A prática é realizada no ambulatório de MTC.
Dificuldades:
❧ Tempo – nem sempre o tempo de espera é suficiente. Por isso enfatizamos atividades mais rápidas.
❧ Conscientização dos pacientes e cuidadores – a “prática consciente” deve ser estimulada, baseada no princípio “Zen” do autoconhecimento, e do aqui e agora. É a base do pensamento, corpo, mente e espírito integrados.
❧ A prática deve ser regular. Atividades esporádicas propiciam bem-estar, mas o efeito é fugaz.
Atividades desenvolvidas:
1. Meditação
Características:
• Aplicada em grupos que aguardavam a aplicação de acupuntura e seus cuidadores
• Benefícios comprovados pela medicina, mas NÃO ESPECIFICAMENTE PARA ELA
• Sem contra indicações.
• Fácil execução. Pode ser feita em posição sentada, deitada, de pé (andando)
• Várias técnicas são utilizadas. No setor optamos pelo “Sorriso interno”
2. Toque
Características:
❧ Feita com uma leve pressão com intuito de circular energia estagnada, sem comprometer a musculatura.

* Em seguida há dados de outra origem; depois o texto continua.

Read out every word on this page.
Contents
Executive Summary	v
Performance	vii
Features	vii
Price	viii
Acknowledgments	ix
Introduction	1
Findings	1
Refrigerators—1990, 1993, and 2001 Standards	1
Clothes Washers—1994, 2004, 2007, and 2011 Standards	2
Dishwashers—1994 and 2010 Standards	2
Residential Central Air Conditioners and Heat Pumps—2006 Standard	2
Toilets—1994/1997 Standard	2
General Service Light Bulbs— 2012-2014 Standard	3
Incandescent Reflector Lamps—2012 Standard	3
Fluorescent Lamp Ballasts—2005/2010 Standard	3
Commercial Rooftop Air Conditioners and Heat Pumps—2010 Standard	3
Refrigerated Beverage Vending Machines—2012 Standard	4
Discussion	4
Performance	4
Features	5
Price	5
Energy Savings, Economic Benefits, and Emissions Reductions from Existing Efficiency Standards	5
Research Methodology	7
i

❧ Objetivo: estimular circulação geral
❧ Propicia uma sensação de bem-estar
3. Chi Kung:
Características:
• Nomenclatura usada para exercícios executados em sincronia com respiração
• Movimentos específicos, mas podem ser adaptados. Na China existem mais de 2 mil tipos para diversas finalidades
• Objetivo: aumento energético, equilíbrio
• Estudos científicos em andamento
• Fácil execução, mas requer treino regular. Assim como a meditação, não funciona se feito esporadicamente
• Pode ser executado por pacientes e cuidadores.
Objetivo das atividades: MELHORIA DA QUALIDADE DE VIDA
Concluindo 2 anos de trabalho, pudemos chegar às seguintes conclusões e reflexões:
• Os métodos oferecem ferramentas para que as pessoas passem a cuidar de si próprias.
• Embora não validada pela ciência moderna (com exceção da acupuntura), a MTC é consagrada há milhares de anos através das práticas difundidas entre a população dos países asiáticos, mais especificamente a China. Observamos que a incidência de ELA na China é de 0,3/ 100.000 habitantes. Em relação a outros países, é uma incidência muito baixa. O Japão, Brasil e os Estados Unidos da América apresentam a incidência, respectivamente, de 2,5; 1,5; e 1,9/100.000 habitantes. Se os dados divulgados pela China estiverem corretos, podemos pensar que algum fator da região os diferencia do restante do mundo, sendo necessário conhecer, entender, e praticar.
• Os métodos são simples, rápidos e gratuitos.
• Pode ser feito por pacientes e cuidadores.